Fiscale resultatenrekening

3.2.1

Opbrengstverantwoording

In de onderneming wordt geen gebruik gemaakt van een kasregister. Voor de ontvangsten wordt gebruik gemaakt van een geldlade. Van de individuele verkooptransacties wordt dan ook niets vastgelegd. De dagelijkse omzet wordt volgens de verklaring van [[naam 5].] door hem bepaald middels de formule Beginvoorraad + Aanvullingen -/- Eindvoorraad = Omzet en gecontroleerd door telling van het kasgeld. Kasverschillen komen volgens [[naam 5].] niet vaak voor en worden door hem niet in de kasadministratie geboekt. In de onderneming kan niet worden gepind. Dat er sprake is van kasverschillen blijkt uit bijlage 1. De omzet volgens de voorraadtelling wordt door [[naam 5].] dagelijks in het kasboek geboekt. De gegevens op basis waarvan de omzet wordt berekend staan vermeld op met de hand bijgehouden kasstaten (…). De dagstaten worden bij de administratie bewaard.

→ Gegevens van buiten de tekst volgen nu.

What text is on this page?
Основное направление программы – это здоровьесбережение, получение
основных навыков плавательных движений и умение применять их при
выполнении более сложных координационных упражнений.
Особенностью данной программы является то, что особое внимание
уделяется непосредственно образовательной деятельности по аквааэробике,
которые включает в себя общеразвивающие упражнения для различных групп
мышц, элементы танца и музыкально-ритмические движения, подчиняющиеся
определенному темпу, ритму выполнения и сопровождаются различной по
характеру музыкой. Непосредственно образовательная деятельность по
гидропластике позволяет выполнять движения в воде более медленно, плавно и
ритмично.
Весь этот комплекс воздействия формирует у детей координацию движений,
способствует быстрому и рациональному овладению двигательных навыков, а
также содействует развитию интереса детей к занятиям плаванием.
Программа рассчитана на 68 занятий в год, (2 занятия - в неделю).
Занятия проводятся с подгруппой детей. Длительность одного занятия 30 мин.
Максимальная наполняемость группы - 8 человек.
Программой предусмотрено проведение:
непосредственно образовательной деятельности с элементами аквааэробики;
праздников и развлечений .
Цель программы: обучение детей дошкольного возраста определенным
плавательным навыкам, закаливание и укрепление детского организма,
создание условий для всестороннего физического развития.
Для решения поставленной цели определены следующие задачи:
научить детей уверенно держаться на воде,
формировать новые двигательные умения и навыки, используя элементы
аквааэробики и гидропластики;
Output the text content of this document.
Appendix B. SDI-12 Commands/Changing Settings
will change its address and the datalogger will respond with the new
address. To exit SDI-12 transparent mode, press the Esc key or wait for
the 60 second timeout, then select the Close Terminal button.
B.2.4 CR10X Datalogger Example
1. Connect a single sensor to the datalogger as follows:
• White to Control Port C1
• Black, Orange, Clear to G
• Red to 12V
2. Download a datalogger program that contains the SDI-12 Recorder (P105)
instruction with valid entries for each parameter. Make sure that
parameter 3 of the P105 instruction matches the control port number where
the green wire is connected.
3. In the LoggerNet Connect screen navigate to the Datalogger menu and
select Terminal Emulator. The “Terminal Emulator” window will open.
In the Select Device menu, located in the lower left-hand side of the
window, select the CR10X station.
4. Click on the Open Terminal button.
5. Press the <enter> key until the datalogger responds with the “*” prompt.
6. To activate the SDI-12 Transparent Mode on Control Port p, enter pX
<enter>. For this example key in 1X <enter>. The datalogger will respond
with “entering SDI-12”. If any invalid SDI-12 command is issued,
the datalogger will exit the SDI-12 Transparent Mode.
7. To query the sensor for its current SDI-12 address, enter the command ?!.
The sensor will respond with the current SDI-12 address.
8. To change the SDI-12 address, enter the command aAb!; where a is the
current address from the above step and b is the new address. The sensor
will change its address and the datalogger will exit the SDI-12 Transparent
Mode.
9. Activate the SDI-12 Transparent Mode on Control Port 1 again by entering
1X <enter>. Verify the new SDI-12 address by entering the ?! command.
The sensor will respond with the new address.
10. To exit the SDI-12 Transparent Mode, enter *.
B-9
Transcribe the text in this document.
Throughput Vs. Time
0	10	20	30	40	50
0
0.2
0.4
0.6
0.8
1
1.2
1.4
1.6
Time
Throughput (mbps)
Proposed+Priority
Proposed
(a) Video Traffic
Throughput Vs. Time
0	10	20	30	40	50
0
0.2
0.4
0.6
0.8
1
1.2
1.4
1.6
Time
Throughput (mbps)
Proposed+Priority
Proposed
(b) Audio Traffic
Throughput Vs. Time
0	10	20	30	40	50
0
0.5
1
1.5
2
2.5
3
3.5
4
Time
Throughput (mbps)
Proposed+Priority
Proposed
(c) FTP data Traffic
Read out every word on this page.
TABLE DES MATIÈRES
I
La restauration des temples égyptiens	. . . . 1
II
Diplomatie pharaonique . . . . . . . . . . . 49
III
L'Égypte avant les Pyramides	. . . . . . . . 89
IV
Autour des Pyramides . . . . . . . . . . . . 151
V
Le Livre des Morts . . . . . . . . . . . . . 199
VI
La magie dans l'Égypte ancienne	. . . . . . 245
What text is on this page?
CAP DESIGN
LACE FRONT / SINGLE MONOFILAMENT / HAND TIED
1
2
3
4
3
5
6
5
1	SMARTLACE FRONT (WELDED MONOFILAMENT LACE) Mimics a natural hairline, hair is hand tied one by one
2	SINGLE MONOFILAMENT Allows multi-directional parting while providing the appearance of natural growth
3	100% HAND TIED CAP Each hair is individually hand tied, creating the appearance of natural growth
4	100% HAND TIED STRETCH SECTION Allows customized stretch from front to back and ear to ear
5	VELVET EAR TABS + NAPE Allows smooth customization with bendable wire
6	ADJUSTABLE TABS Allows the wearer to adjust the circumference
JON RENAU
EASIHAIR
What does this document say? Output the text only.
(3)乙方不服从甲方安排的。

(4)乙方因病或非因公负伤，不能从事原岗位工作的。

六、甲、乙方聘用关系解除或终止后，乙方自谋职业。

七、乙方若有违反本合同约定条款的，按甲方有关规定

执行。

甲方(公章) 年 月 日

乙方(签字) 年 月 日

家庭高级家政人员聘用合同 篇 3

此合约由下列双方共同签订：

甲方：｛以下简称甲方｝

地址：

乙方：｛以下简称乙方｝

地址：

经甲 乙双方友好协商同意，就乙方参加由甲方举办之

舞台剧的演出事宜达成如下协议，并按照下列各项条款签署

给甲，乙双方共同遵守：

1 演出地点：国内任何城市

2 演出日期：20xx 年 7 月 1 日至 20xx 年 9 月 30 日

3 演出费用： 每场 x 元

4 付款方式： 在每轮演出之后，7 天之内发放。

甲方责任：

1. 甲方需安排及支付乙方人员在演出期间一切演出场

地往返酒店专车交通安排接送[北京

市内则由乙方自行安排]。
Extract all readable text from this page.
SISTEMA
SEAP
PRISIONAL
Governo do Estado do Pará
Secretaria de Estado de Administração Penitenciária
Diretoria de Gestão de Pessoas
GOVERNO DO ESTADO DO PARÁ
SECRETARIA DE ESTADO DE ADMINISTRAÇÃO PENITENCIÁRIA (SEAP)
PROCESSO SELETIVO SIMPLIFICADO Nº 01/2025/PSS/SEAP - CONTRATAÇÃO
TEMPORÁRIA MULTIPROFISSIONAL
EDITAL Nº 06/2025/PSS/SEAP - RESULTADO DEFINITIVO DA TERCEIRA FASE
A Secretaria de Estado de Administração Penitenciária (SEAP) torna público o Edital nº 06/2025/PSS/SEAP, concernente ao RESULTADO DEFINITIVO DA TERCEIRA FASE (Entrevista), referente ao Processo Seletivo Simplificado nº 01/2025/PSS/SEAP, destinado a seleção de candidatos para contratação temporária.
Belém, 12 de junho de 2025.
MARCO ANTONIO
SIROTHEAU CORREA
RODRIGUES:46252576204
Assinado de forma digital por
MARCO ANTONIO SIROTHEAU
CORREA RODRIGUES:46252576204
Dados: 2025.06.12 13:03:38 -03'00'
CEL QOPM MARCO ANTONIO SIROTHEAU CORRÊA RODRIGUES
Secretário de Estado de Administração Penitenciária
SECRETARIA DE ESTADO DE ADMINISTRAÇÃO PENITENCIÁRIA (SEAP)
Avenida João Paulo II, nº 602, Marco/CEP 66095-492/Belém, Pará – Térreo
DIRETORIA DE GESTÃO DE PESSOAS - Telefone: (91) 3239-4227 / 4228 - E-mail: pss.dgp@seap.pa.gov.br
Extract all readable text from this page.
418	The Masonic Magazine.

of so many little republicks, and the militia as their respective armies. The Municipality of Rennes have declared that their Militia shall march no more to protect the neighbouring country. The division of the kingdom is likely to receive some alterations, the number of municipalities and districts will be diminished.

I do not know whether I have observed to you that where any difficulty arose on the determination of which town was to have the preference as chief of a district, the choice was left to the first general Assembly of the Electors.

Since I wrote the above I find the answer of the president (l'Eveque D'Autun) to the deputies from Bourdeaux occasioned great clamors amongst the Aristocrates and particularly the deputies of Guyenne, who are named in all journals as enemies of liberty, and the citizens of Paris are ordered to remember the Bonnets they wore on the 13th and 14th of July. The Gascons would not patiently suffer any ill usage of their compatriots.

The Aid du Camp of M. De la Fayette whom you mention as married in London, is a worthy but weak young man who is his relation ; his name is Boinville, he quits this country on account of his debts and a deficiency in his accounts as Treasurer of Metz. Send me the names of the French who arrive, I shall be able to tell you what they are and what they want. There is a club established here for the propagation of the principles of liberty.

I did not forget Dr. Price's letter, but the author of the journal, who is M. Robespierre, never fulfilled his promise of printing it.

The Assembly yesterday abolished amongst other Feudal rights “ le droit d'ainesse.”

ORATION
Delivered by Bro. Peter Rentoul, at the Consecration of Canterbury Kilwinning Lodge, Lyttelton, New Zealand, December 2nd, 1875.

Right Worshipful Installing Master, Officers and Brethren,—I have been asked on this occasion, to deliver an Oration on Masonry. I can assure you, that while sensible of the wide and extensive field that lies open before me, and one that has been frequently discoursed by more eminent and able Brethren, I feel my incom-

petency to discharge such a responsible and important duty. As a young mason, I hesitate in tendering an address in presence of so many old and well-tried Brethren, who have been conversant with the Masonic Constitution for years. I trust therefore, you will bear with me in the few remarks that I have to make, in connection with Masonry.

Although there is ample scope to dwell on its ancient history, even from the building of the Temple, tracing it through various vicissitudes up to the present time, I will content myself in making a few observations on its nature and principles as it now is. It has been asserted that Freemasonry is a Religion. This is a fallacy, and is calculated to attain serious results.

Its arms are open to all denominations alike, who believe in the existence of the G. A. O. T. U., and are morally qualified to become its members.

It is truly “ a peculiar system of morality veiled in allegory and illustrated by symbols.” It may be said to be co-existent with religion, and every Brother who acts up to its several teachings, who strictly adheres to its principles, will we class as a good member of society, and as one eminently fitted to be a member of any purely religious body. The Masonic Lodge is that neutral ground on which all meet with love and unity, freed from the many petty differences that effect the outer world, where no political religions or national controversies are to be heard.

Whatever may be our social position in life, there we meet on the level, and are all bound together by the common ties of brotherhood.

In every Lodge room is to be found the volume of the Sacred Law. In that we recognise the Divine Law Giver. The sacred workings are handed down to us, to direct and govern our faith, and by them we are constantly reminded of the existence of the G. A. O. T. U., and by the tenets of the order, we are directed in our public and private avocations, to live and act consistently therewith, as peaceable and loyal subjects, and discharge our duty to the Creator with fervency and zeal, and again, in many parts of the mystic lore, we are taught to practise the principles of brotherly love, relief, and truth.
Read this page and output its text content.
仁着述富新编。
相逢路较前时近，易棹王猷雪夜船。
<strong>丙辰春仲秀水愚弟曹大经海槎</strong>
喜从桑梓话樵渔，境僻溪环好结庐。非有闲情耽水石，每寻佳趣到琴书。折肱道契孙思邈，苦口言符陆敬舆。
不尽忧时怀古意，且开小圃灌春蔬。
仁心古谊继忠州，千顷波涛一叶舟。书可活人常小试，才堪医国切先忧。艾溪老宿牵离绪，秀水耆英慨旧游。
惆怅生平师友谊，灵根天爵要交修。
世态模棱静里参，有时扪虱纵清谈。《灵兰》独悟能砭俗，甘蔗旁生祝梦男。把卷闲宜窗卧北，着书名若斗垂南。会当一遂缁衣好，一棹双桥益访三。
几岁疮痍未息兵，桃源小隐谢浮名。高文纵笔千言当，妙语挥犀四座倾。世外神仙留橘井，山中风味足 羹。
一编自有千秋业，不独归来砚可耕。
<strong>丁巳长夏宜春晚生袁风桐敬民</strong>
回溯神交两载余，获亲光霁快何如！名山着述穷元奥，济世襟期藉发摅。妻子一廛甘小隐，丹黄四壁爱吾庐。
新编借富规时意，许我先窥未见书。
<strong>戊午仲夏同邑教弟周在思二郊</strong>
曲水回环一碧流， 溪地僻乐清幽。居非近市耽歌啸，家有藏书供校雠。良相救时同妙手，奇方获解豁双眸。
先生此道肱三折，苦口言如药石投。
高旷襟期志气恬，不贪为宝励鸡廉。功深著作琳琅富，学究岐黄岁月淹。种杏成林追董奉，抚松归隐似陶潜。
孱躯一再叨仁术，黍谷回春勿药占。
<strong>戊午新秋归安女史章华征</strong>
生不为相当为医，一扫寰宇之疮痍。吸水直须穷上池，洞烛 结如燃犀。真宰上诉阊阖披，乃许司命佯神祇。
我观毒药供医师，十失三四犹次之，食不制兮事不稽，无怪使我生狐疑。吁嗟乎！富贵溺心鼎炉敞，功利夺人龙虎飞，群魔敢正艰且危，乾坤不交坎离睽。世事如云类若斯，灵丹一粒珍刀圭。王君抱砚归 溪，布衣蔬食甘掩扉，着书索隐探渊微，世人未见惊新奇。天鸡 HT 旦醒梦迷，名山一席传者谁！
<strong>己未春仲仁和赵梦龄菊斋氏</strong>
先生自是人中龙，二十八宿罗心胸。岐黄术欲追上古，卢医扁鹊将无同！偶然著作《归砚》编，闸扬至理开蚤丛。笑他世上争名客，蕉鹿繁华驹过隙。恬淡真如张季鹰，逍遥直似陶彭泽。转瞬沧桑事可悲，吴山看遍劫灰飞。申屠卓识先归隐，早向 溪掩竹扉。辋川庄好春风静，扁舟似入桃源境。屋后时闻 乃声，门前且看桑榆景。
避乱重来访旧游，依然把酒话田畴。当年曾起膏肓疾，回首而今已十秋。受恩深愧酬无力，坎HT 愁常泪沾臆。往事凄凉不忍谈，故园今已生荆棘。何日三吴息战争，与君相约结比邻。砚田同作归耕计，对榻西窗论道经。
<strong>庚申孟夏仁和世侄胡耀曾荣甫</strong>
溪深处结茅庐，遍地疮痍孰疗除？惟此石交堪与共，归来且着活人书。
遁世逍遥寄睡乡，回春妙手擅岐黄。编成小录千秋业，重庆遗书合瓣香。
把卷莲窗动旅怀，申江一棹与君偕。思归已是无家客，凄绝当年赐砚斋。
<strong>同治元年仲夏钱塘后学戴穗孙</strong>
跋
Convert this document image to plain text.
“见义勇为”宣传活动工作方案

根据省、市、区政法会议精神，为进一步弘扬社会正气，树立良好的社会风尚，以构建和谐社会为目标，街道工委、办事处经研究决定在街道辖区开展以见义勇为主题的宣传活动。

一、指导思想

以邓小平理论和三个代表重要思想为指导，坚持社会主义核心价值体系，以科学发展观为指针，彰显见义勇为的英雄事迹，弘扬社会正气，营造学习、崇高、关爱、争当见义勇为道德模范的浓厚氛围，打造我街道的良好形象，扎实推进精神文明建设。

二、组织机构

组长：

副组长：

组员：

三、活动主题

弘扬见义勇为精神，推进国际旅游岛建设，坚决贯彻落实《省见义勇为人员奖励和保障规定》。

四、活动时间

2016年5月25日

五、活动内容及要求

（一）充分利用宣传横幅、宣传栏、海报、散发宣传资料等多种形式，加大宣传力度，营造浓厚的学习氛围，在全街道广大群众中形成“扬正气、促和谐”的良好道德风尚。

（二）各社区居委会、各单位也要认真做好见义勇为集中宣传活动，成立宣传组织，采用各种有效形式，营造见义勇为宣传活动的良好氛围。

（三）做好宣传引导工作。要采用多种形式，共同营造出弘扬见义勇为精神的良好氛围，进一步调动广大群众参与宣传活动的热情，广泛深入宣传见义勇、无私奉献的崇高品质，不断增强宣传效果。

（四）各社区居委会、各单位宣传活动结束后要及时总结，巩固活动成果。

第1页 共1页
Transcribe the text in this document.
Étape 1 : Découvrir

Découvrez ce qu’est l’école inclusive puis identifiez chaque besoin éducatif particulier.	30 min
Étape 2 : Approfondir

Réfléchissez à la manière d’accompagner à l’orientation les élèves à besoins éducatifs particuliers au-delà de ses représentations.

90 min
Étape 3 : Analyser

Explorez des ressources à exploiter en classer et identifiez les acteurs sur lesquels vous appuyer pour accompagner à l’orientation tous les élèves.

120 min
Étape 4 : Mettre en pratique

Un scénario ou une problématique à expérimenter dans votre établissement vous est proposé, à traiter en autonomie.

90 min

Bij twaalf Waarnemingen Ter Plaatse (hierna WTP’s) gespreid in de tijd [rechtbank: in de jaren 2014 tot en met 2019] (…) zijn door de Belastingdienst steeds verschillen vastgesteld tussen de omzet volgens de voorraadtelling en de omzet volgens de kastelling (…). Het niet boeken van deze kasverschillen leidt ertoe dat het kassaldo niet kan overeenstemmen met het daadwerkelijke kassaldo.

(…)

3.2.2

Brutowinstpercentage

Uit de jaarstukken blijken de volgende brutowinstpercentages:

2015

2016

2017

2018

Omzet cannabisproducten

€ 770.046

€ 907.766

€ 972.869

€ 1.128.405

Inkoopwaarde van de omzet

€ 445.065

€ 530.671

€ 579.664

€ 666.075

Brutowinst

€ 324.981

€ 377.095

€ 393.205

€ 462.330

In % van de inkoopwaarde

73,0

71,1

67,8

69,4

De brutowinstmarges zijn significant lager dan gebruikelijk in de branche (rapport BOOM nr. 56 [Voetnoot: Bureau Ontnemingszaken Openbaar Ministerie]). Op basis van de gehanteerde verkoopprijzen mag een brutowinstmarge worden verwacht van ongeveer 85% van de inkoopwaarde. Oorzaak van de ongebruikelijk lage brutowinstmarge zijn volgens de firmanten de kosten die de beheerder van de van de voorraad cannabisproducten in rekening brengt voor zijn werkzaamheden. Die kosten zijn volgens hen begrepen in de inkoopwaarde. (…).

3.2.3

Omzet

Bij de onderneming zijn tijdens de gecontroleerde jaren, en ook in 2019 meerdere WTP’s ingesteld Bij het merendeel van die waarnemingen werd gedurende een periode het aantal klanten geteld en de gemiddelde besteding per klant bepaald.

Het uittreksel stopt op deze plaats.